Encostei-me na parede, evitando aproximar-me do animal e de Suzy, e caminhei em
direção ao banco que tinha usado para quebrar o vidro. Mas antes de alcançá-lo
Suzy bradou e avançou na minha direção, descrevendo um arco no ar com o cano
que começou sobre seu ombro e veio descendo na direção de meu rosto.
- VAMOS COMEÇAR POR
VOCÊ ENTÃO! SEU DESGRAÇADO!
Eu tentei me defender,
mas foi estúpido, eu senti meu braço sendo fraturado sobre o golpe insano de
Suzy, ao mesmo tempo que o som agudo do grito de Anna-Luca ecoou por todo o metal
que havia no lugar: reverberando.
- Suzy! - Uma calma,
vinda não sei de onde, se apoderou de mim. - Calma! O que você está fazendo?!

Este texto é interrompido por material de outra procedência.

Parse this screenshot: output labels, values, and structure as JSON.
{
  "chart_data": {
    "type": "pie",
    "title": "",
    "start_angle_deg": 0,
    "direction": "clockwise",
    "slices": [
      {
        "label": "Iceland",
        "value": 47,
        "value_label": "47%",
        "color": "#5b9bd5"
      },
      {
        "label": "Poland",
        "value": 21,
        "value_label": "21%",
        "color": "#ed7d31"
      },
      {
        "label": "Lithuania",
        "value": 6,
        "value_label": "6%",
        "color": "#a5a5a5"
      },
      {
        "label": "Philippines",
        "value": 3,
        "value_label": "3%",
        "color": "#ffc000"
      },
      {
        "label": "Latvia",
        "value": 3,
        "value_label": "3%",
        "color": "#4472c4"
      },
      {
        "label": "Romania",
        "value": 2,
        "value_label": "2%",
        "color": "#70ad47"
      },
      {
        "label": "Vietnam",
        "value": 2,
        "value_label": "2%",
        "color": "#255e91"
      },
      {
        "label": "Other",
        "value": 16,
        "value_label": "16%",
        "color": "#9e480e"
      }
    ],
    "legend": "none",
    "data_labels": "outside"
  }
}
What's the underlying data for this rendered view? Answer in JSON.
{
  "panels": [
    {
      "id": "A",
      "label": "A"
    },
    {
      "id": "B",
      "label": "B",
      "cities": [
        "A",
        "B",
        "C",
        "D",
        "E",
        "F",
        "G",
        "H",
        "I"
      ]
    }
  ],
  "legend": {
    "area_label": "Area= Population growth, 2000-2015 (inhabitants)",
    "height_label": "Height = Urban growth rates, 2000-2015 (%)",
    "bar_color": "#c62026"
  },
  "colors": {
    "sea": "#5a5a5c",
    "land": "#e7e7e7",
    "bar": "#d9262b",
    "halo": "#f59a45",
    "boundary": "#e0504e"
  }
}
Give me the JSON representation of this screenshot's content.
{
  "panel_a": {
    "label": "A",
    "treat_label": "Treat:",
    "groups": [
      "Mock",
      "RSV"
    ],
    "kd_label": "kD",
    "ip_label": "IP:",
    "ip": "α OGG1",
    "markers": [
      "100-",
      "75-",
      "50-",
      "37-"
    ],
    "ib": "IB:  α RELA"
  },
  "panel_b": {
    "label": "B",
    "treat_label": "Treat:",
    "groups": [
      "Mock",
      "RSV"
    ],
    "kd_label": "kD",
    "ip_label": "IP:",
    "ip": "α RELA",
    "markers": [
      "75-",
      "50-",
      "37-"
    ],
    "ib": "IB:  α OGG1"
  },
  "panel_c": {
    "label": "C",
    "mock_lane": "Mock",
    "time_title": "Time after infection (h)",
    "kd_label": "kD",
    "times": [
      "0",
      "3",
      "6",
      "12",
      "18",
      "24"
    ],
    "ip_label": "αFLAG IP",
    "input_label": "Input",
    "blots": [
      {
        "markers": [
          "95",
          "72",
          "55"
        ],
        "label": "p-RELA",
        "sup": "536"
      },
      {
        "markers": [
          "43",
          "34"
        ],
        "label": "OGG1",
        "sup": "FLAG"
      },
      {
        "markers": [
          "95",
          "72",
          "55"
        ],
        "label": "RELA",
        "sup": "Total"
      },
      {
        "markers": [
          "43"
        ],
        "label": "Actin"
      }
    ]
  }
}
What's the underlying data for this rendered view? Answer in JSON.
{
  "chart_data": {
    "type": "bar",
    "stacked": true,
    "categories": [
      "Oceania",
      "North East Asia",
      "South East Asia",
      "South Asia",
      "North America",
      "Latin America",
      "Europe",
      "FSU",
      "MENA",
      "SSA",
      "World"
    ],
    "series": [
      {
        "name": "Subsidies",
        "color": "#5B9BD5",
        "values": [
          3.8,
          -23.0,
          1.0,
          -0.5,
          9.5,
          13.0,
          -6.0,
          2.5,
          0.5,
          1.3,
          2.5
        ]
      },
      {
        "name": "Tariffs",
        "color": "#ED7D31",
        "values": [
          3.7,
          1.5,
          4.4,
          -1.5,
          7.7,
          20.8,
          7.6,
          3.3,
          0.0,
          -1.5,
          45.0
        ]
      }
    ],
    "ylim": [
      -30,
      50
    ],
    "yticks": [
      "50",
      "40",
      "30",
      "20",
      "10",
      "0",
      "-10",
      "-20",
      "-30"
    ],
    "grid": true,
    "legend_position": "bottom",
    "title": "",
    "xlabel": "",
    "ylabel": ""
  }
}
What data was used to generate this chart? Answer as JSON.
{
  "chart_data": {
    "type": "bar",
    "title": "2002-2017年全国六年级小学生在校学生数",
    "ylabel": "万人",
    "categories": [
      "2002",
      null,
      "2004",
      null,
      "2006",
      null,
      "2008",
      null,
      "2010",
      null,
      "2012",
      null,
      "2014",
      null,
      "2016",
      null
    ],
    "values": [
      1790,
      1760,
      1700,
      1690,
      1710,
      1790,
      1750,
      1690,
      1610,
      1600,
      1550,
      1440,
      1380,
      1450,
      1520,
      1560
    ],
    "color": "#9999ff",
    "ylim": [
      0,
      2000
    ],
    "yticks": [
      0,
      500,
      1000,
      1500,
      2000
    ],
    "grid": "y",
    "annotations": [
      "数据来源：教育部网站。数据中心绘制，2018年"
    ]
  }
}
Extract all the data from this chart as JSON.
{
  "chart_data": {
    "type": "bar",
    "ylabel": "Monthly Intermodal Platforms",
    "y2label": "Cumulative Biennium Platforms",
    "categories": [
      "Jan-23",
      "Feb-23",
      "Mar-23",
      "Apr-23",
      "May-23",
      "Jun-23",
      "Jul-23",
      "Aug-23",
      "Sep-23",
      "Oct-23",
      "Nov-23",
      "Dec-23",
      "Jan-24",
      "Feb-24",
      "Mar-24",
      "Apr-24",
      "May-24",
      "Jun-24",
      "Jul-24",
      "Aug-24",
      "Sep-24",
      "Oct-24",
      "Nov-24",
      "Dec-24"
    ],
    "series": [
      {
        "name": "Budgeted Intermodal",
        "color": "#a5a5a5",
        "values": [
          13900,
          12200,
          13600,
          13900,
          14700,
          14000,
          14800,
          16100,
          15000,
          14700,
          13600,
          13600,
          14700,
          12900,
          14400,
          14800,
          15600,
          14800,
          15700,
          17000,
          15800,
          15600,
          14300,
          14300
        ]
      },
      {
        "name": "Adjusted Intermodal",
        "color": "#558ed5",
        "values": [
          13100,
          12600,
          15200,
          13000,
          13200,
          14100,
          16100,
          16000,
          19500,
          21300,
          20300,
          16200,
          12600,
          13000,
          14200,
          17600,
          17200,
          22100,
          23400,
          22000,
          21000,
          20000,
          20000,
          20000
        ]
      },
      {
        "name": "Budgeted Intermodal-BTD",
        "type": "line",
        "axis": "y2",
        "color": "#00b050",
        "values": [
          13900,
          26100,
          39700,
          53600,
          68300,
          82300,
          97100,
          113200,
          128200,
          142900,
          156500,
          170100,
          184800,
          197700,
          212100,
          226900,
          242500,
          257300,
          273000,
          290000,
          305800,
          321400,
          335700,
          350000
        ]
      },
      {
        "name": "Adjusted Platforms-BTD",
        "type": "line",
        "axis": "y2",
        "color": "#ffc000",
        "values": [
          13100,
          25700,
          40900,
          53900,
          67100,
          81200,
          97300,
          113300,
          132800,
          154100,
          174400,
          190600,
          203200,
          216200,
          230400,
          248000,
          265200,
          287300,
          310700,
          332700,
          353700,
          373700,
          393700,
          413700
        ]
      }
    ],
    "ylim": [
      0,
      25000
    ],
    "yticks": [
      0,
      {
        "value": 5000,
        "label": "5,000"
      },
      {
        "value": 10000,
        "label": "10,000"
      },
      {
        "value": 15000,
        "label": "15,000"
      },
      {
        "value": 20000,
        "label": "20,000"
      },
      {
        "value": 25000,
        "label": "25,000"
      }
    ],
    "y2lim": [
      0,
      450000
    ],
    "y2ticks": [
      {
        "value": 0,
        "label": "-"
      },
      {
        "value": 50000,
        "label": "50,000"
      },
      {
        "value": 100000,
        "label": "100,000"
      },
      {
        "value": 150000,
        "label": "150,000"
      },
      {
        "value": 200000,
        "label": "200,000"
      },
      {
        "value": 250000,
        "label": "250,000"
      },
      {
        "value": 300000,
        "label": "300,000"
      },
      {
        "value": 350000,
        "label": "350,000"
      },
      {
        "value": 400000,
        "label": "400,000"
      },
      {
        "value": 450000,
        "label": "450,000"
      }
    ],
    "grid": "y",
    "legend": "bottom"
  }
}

Você quebrou meu braço! - Tentei racionalizar.
Ela interrompeu seu
próximo passo, aflita e insegura, enquanto eu buscava aproximar-me mais do
banco.
- Por que você só não
me ama? - Ela questionou, não sei se verdadeiramente para mim, talvez tenha
sido mais para ela.
- Te amar...?
- Seria tão mais
fácil... - ela resmungou. - Eu te faria feliz...
Eu a encarei, absorto e
chocado.
- Suzy, você tá
chapada... - foi Anna-Luca quem falou. - Larga isso.
-
NÃOFALACOMIGOSUAVAGABUNDA! - Ela explodiu, retornando ao estado de frenesi.
Ela olhou para mim.
- Sempre se
defendendo... - Ela parecia decidir-se. - Seu babaca! - O cachorro latia. - Eu
sempre fiz tudo para você! - Ela brandiu novamente o cano.
Eu alcancei o banco e
avancei contra ela quando ela ameaçou me atacar de novo. Mas meu braço quebrado
não respondeu ao comando, e o cano de ferro afundou na minha cabeça... Mas eu
não morri instantaneamente...
Pelo meu outro olho eu
vi Anna-Luca tentar pará-la, gritando em desespero, apenas para tomar uma
traulitada na lateral do crânio, que se esfacelou, sob os gritos desesperados
de Suzy:
-VA-GA-BUN-DA! - O cano
repicava como um sino a cada golpe, pontuado por uma sílaba, preenchendo todo o
ar com sua canção.
Me entreguei quando a
vi sobre mim e senti sua mão no botão da minha calça...
Preferi morrer.
Mas eu ouvi. Ouvi
quando ela disse:
Estou
morta também. E você não vai mais fugir de mim.